It used to be that your status as a savvy shopper was predicated on whether you knew best how to wrangle every last mile, point, and freebie out of your credit cards. Now we’ve moved on to a more 21st century metric: how much you can make from promo codes .
Celebs like Lindsay Lohan and Neil Patrick Harris have tweeted their Uber codes to millions of their fans to rack up credits. Coupon sites are full of random people’s promo codes. Bloggers on parenting sites and financial forums offer up Airbnb, Uber, Sidecar and Lyft deals, often without disclosing that they will also benefit from every sign-up. One mommy blogger whose post on a parenting site made no mention of the benefits she would receive told me she’s gotten $1,000 in Airbnb credit, with another $2,000 pending if the 76 people who used her code to sign up actually book a stay in someone’s home.
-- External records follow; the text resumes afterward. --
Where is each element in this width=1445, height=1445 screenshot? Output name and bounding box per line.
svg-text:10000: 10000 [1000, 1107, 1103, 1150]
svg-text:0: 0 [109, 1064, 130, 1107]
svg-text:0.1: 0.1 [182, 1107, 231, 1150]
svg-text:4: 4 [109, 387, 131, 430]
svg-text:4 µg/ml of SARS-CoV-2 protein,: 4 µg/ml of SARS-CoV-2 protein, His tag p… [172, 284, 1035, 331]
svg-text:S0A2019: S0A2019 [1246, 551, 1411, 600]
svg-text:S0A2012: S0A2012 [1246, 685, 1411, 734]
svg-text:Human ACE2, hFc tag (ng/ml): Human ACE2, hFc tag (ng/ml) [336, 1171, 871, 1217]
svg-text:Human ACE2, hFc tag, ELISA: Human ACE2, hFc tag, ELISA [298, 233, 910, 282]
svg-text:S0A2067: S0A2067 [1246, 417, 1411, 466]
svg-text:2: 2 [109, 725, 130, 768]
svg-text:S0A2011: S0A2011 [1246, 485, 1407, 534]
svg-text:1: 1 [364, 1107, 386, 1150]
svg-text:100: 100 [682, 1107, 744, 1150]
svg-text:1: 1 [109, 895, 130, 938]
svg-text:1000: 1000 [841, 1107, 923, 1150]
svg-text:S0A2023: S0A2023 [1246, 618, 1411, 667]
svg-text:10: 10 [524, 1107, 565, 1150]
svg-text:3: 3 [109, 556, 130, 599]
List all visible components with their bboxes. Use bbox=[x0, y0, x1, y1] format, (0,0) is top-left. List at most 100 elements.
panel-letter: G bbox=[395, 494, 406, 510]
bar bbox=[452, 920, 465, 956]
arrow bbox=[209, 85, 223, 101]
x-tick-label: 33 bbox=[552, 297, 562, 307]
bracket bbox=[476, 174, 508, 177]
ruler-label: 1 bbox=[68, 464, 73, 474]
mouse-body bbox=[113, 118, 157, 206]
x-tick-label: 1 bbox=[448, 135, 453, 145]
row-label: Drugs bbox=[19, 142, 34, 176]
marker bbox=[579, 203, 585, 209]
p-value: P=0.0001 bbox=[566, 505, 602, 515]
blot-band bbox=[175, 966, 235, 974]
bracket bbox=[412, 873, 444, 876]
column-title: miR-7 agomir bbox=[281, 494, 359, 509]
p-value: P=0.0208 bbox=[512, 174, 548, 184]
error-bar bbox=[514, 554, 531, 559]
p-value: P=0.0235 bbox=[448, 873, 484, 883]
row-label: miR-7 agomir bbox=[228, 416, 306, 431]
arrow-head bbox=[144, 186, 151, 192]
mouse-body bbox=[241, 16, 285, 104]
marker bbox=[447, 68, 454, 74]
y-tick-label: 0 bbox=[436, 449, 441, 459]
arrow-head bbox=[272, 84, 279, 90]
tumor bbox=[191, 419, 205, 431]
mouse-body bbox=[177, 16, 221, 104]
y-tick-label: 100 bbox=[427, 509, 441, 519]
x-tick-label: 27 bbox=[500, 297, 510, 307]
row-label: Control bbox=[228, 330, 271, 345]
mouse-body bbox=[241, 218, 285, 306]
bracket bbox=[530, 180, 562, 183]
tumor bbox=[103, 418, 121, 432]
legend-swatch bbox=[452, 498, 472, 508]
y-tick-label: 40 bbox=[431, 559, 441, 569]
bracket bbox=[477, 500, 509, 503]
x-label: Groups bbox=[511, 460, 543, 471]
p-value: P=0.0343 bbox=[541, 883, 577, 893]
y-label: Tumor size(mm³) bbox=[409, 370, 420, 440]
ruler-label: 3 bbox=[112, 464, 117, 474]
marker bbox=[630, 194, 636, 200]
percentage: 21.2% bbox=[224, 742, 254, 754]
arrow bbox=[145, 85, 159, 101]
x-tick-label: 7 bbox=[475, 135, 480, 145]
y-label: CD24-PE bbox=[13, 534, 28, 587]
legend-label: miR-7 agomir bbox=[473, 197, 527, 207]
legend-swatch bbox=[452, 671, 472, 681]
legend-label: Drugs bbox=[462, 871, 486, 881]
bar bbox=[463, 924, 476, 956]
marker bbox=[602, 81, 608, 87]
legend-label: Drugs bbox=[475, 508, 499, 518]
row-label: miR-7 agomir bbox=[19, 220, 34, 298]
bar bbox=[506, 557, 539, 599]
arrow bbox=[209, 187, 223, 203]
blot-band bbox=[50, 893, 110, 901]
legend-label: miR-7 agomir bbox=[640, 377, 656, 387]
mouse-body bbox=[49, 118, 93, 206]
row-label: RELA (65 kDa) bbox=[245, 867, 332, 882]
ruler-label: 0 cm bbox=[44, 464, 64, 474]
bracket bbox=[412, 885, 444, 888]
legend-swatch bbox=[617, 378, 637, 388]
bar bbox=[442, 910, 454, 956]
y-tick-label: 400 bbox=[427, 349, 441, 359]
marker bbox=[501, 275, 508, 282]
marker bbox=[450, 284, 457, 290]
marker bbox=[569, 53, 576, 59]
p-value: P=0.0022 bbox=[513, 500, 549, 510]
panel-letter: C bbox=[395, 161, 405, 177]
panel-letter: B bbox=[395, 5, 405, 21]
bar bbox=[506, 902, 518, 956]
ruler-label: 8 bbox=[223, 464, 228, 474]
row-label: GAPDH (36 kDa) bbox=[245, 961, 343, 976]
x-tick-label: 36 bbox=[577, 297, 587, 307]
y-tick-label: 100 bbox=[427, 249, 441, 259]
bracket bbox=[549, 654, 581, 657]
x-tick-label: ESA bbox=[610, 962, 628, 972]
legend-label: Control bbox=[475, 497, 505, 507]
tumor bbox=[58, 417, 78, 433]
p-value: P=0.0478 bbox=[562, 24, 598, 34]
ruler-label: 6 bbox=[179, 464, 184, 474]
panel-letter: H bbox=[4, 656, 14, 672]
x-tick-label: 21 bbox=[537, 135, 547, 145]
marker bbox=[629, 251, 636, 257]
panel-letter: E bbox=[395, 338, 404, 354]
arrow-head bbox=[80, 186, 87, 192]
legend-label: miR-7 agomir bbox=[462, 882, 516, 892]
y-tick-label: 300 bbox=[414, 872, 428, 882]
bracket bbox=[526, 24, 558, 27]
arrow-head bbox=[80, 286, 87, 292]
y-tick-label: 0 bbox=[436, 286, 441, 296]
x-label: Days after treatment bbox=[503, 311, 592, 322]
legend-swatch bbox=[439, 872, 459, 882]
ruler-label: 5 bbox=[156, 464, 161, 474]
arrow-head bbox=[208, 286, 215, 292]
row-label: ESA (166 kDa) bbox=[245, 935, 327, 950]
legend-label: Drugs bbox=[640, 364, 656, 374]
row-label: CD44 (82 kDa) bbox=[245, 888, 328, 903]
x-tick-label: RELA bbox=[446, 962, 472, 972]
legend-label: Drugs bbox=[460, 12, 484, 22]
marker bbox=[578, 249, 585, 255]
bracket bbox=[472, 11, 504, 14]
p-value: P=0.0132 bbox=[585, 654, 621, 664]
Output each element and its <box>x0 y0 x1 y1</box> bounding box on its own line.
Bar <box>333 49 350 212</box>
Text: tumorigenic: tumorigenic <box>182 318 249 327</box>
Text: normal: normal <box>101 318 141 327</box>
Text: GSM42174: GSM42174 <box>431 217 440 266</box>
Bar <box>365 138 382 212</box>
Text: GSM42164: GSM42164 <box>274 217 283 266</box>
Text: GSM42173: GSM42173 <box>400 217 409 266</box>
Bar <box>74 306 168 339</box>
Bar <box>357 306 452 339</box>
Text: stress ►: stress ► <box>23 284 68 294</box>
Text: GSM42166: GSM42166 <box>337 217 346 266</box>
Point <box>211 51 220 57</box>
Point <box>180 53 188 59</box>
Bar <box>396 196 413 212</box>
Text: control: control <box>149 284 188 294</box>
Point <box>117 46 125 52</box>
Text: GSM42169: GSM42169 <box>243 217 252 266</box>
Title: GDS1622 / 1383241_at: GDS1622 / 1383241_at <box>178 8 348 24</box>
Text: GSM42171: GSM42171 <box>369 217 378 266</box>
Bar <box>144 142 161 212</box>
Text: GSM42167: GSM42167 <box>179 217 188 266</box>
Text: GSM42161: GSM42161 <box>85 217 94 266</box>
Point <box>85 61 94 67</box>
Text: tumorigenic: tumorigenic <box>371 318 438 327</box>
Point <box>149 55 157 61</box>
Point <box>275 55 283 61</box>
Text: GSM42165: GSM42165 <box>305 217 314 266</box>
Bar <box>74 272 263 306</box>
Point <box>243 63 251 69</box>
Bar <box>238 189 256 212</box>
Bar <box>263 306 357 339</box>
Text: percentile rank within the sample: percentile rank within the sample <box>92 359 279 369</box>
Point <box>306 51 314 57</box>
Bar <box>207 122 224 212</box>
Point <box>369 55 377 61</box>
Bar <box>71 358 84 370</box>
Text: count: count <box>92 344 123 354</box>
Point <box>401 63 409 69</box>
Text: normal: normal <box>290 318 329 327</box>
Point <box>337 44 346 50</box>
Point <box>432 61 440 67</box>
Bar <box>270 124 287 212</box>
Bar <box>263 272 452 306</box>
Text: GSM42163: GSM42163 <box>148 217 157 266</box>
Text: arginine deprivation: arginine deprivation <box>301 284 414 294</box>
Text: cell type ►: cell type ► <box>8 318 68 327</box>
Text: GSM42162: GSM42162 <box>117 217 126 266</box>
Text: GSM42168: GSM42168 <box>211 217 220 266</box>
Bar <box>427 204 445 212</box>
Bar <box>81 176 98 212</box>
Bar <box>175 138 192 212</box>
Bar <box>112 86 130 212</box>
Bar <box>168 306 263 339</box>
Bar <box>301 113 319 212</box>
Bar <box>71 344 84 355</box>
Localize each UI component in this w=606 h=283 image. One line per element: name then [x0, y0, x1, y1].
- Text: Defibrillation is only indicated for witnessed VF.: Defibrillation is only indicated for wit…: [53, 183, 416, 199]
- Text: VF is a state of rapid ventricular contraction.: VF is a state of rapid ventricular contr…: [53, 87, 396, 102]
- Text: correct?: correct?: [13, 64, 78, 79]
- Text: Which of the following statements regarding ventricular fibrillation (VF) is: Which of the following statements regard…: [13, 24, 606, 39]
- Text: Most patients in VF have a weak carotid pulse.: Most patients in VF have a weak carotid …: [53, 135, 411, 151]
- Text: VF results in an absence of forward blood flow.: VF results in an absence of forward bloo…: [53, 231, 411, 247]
I’m kind of in awe at the energy and the technique here. It takes a lot of organization to get some of these schemes going.
Others are far
more creative. People who have never dabbled in fraud have stuck toes in the water to take advantage of the deals offered by growth-hungry companies like Uber, which has used an unknown amount of its $3 billion in venture funding to offer free rides to attract users. Natalie*, a grad student in New York, found out about a $50 Uber promo from her brother during Christmas vacation last year. “Always one for a good deal, I then created two more Uber accounts using another email address of mine and various phone numbers — my Google voice number, my mom’s cell phone number,” she told me by email. “At one point I had 4 accounts up and running. I used variations of my real name when signing up [because] creating fake names [seemed like] a bad idea. As the daughter of lawyers, I figured I shouldn’t push my luck in case any kind of repercussions did come to light.”
Course, Visa doesn’t shut you down when it figures out what you’re up to the way Uber does. But there are other downsides to playing the points game. too.